Identification of a new subpopulation of triad junctions isolated from skeletal muscle; morphological correlations with intact muscle.

It has been previously recognized that a number of protocols may cause breakage of the triad junction and separation of the constituent organelles of skeletal muscle. We now describe a fraction of triad junctions which is refractory to the known protocols for disruption. Triads were passed through a French press and the dissociated organelles were separated on a sucrose density gradient, which was assayed for PN200-110, ouabain and ryanodine binding. Ryanodine binding showed a single peak at the density of heavy terminal cisternae. On the other hand, the PN200-110 and ouabain, which are external membrane ligands, bound in two peaks: one at the free transverse tubule region and the other at the light terminal cisternae. Similarly, a two peak pattern of PN200-110 and ouabain binding was observed when triad junctions were broken by the Ca2(+)-dependent protease, calpain, which selectively hydrolyzes the junctional foot protein. The light terminal cisternae vesicles were subjected to three different procedures of junctional breakage: French press, hypertonic salt treatment, and protease digestion using calpain or trypsin. The treated membranes were then centrifuged on density gradients. Only extensive trypsin digestion caused a partial shift of ouabain activity into the free transverse tubule region. These observations suggest that the triads are a composite mixture of breakage susceptible, "weak," and breakage resistant, "strong," triads. Scatchard analysis of PN200-110 suggests that the transverse tubules of strong triads contain a relatively high number of dihydropyridine receptors compared to those of weak triads. Thin section electron microscopic images of the strong triads comparable to those of intact muscle are presented.
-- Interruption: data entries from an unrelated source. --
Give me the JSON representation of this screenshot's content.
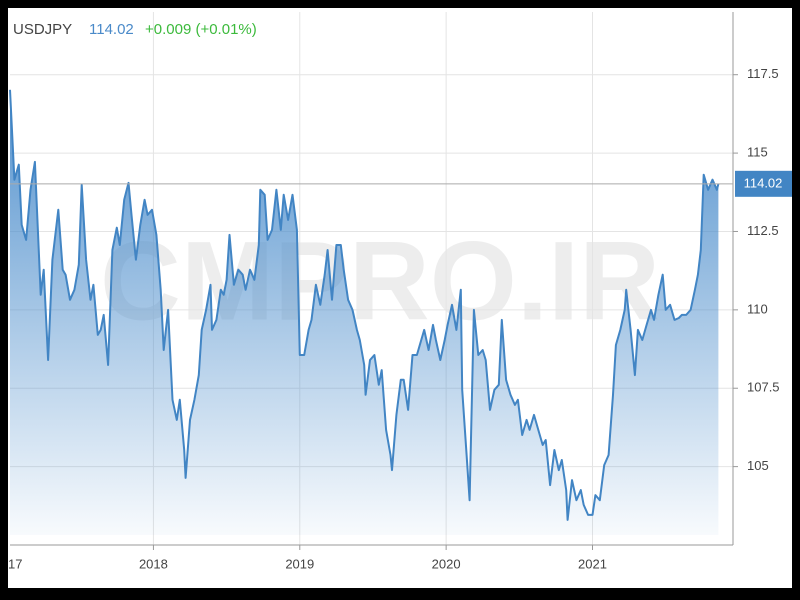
{
  "chart_data": {
    "type": "area",
    "symbol": "USDJPY",
    "price": 114.02,
    "change": "+0.009 (+0.01%)",
    "watermark": "CMPRO.IR",
    "xlim": [
      2017.02,
      2021.96
    ],
    "xticks": [
      {
        "value": 2017,
        "label": "17"
      },
      2018,
      2019,
      2020,
      2021
    ],
    "ylim": [
      102.5,
      119.5
    ],
    "yticks": [
      105,
      107.5,
      110,
      112.5,
      115,
      117.5
    ],
    "grid": true,
    "series": [
      {
        "name": "USDJPY",
        "color": "#4285c4",
        "x": [
          2017.02,
          2017.05,
          2017.08,
          2017.1,
          2017.13,
          2017.16,
          2017.19,
          2017.23,
          2017.25,
          2017.28,
          2017.31,
          2017.35,
          2017.38,
          2017.4,
          2017.43,
          2017.46,
          2017.49,
          2017.51,
          2017.54,
          2017.57,
          2017.59,
          2017.62,
          2017.64,
          2017.66,
          2017.69,
          2017.72,
          2017.75,
          2017.77,
          2017.8,
          2017.83,
          2017.85,
          2017.88,
          2017.91,
          2017.94,
          2017.96,
          2017.99,
          2018.02,
          2018.05,
          2018.07,
          2018.1,
          2018.13,
          2018.16,
          2018.18,
          2018.21,
          2018.22,
          2018.25,
          2018.28,
          2018.31,
          2018.33,
          2018.36,
          2018.39,
          2018.4,
          2018.43,
          2018.46,
          2018.48,
          2018.5,
          2018.52,
          2018.55,
          2018.58,
          2018.61,
          2018.63,
          2018.66,
          2018.69,
          2018.72,
          2018.73,
          2018.76,
          2018.78,
          2018.81,
          2018.84,
          2018.87,
          2018.89,
          2018.92,
          2018.95,
          2018.98,
          2019.0,
          2019.03,
          2019.06,
          2019.08,
          2019.11,
          2019.14,
          2019.17,
          2019.19,
          2019.22,
          2019.25,
          2019.28,
          2019.3,
          2019.33,
          2019.36,
          2019.39,
          2019.41,
          2019.44,
          2019.45,
          2019.48,
          2019.51,
          2019.54,
          2019.56,
          2019.59,
          2019.62,
          2019.63,
          2019.66,
          2019.69,
          2019.71,
          2019.74,
          2019.77,
          2019.8,
          2019.82,
          2019.85,
          2019.88,
          2019.91,
          2019.93,
          2019.96,
          2019.99,
          2020.01,
          2020.04,
          2020.07,
          2020.1,
          2020.11,
          2020.14,
          2020.16,
          2020.19,
          2020.22,
          2020.25,
          2020.27,
          2020.3,
          2020.33,
          2020.36,
          2020.38,
          2020.41,
          2020.44,
          2020.47,
          2020.49,
          2020.52,
          2020.55,
          2020.57,
          2020.6,
          2020.63,
          2020.66,
          2020.68,
          2020.71,
          2020.74,
          2020.77,
          2020.79,
          2020.82,
          2020.83,
          2020.86,
          2020.89,
          2020.92,
          2020.94,
          2020.97,
          2021.0,
          2021.02,
          2021.05,
          2021.08,
          2021.11,
          2021.14,
          2021.16,
          2021.19,
          2021.22,
          2021.23,
          2021.26,
          2021.29,
          2021.31,
          2021.34,
          2021.37,
          2021.4,
          2021.42,
          2021.45,
          2021.48,
          2021.5,
          2021.53,
          2021.56,
          2021.59,
          2021.61,
          2021.64,
          2021.67,
          2021.7,
          2021.72,
          2021.74,
          2021.76,
          2021.79,
          2021.82,
          2021.85,
          2021.86
        ],
        "values": [
          117.02,
          114.15,
          114.63,
          112.71,
          112.23,
          113.83,
          114.72,
          110.48,
          111.28,
          108.4,
          111.6,
          113.19,
          111.28,
          111.12,
          110.32,
          110.64,
          111.44,
          113.99,
          111.6,
          110.32,
          110.8,
          109.2,
          109.36,
          109.84,
          108.24,
          111.91,
          112.62,
          112.07,
          113.51,
          114.05,
          113.03,
          111.6,
          112.71,
          113.51,
          113.03,
          113.19,
          112.39,
          110.64,
          108.72,
          110.0,
          107.13,
          106.49,
          107.13,
          105.53,
          104.64,
          106.49,
          107.13,
          107.92,
          109.36,
          110.0,
          110.8,
          109.36,
          109.68,
          110.64,
          110.48,
          110.96,
          112.39,
          110.8,
          111.28,
          111.12,
          110.64,
          111.28,
          110.96,
          112.07,
          113.83,
          113.67,
          112.23,
          112.55,
          113.83,
          112.55,
          113.67,
          112.87,
          113.67,
          112.55,
          108.56,
          108.56,
          109.36,
          109.68,
          110.8,
          110.16,
          111.12,
          111.91,
          110.32,
          112.07,
          112.07,
          111.28,
          110.32,
          110.0,
          109.36,
          109.04,
          108.24,
          107.29,
          108.4,
          108.56,
          107.61,
          108.08,
          106.17,
          105.37,
          104.89,
          106.65,
          107.77,
          107.77,
          106.81,
          108.56,
          108.56,
          108.88,
          109.36,
          108.72,
          109.52,
          109.04,
          108.4,
          109.04,
          109.52,
          110.16,
          109.36,
          110.64,
          107.45,
          105.37,
          103.93,
          110.0,
          108.56,
          108.72,
          108.4,
          106.81,
          107.45,
          107.61,
          109.68,
          107.77,
          107.29,
          106.97,
          107.13,
          106.01,
          106.49,
          106.17,
          106.65,
          106.17,
          105.69,
          105.85,
          104.41,
          105.53,
          104.89,
          105.21,
          104.25,
          103.3,
          104.57,
          103.93,
          104.25,
          103.78,
          103.46,
          103.46,
          104.09,
          103.93,
          105.05,
          105.37,
          107.29,
          108.88,
          109.36,
          110.0,
          110.64,
          109.36,
          107.92,
          109.36,
          109.04,
          109.52,
          110.0,
          109.68,
          110.48,
          111.12,
          110.0,
          110.16,
          109.68,
          109.74,
          109.84,
          109.84,
          110.0,
          110.64,
          111.12,
          111.91,
          114.31,
          113.83,
          114.15,
          113.83,
          114.02
        ]
      }
    ]
  }
}
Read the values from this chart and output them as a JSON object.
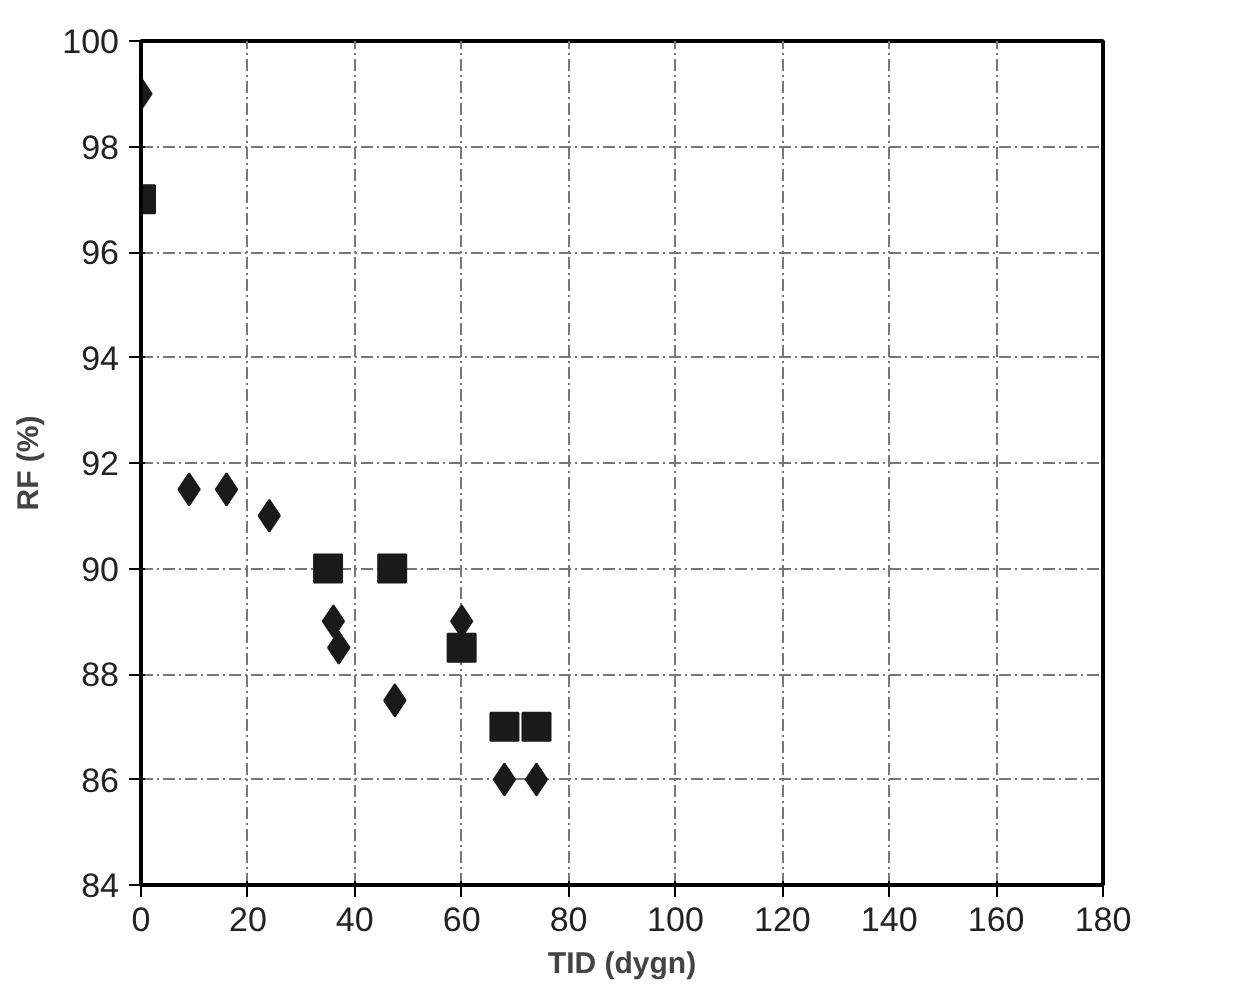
{
  "chart_data": {
    "type": "scatter",
    "xlabel": "TID (dygn)",
    "ylabel": "RF (%)",
    "xlim": [
      0,
      180
    ],
    "xticks": [
      0,
      20,
      40,
      60,
      80,
      100,
      120,
      140,
      160,
      180
    ],
    "ylim": [
      84,
      100
    ],
    "yticks": [
      84,
      86,
      88,
      90,
      92,
      94,
      96,
      98,
      100
    ],
    "grid": true,
    "series": [
      {
        "color": "#1a1a1a",
        "marker": "diamond",
        "x": [
          0,
          9,
          16,
          24,
          36,
          37,
          47.5,
          60,
          68,
          74
        ],
        "values": [
          99,
          91.5,
          91.5,
          91,
          89,
          88.5,
          87.5,
          89,
          86,
          86
        ]
      },
      {
        "color": "#1a1a1a",
        "marker": "square",
        "x": [
          0,
          35,
          47,
          60,
          68,
          74
        ],
        "values": [
          97,
          90,
          90,
          88.5,
          87,
          87
        ]
      }
    ]
  }
}
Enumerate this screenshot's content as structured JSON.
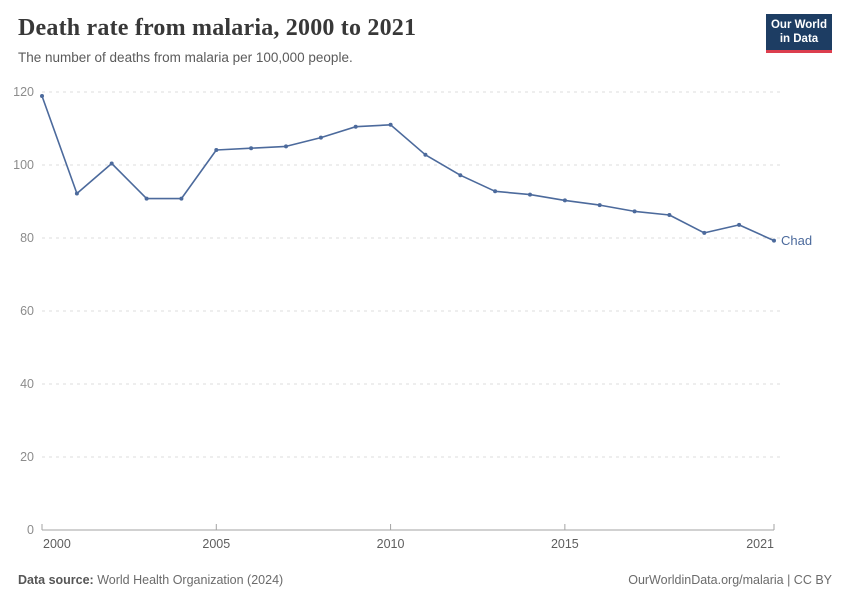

Molecular interactions of the junctional foot protein and dihydropyridine receptor in skeletal muscle triads.

Isolated triadic proteins were employed to investigate the molecular architecture of the triad junction in skeletal muscle. Immunoaffinity-purified junctional foot protein (JFP), glyceraldehyde 3-phosphate dehydrogenase (GAPDH), aldolase and partially purified dihydropyridine (DHP) receptor were employed to probe protein-protein interactions using affinity chromatography, protein overlay and crosslinking techniques. The JFP, an integral protein of the sarcoplasmic reticulum (SR) preferentially binds to GAPDH and aldolase, peripheral proteins of the transverse (T)-tubule. No direct binding of JFP to the DHP receptor was detected. The interactions of JFP with GAPDH and aldolase appear to be specific since other glycolytic enzymes associated with membranes do not bind to the JFP. The DHP receptor, an integral protein of the T-tubule, also binds GAPDH and aldolase. A ternary complex between the JFP and the DHP receptor can be formed in the presence of GAPDH. In addition, the DHP receptor binds to a previously undetected Mr 95 K protein which is distinct from the SR Ca2+ pump and phosphorylase b. The Mr 95 K protein is an integral protein of the junctional domain of the SR terminal cisternae. It is also present in the newly identified "strong triads" (accompanying paper). From these findings, we propose a new model for the triad junction.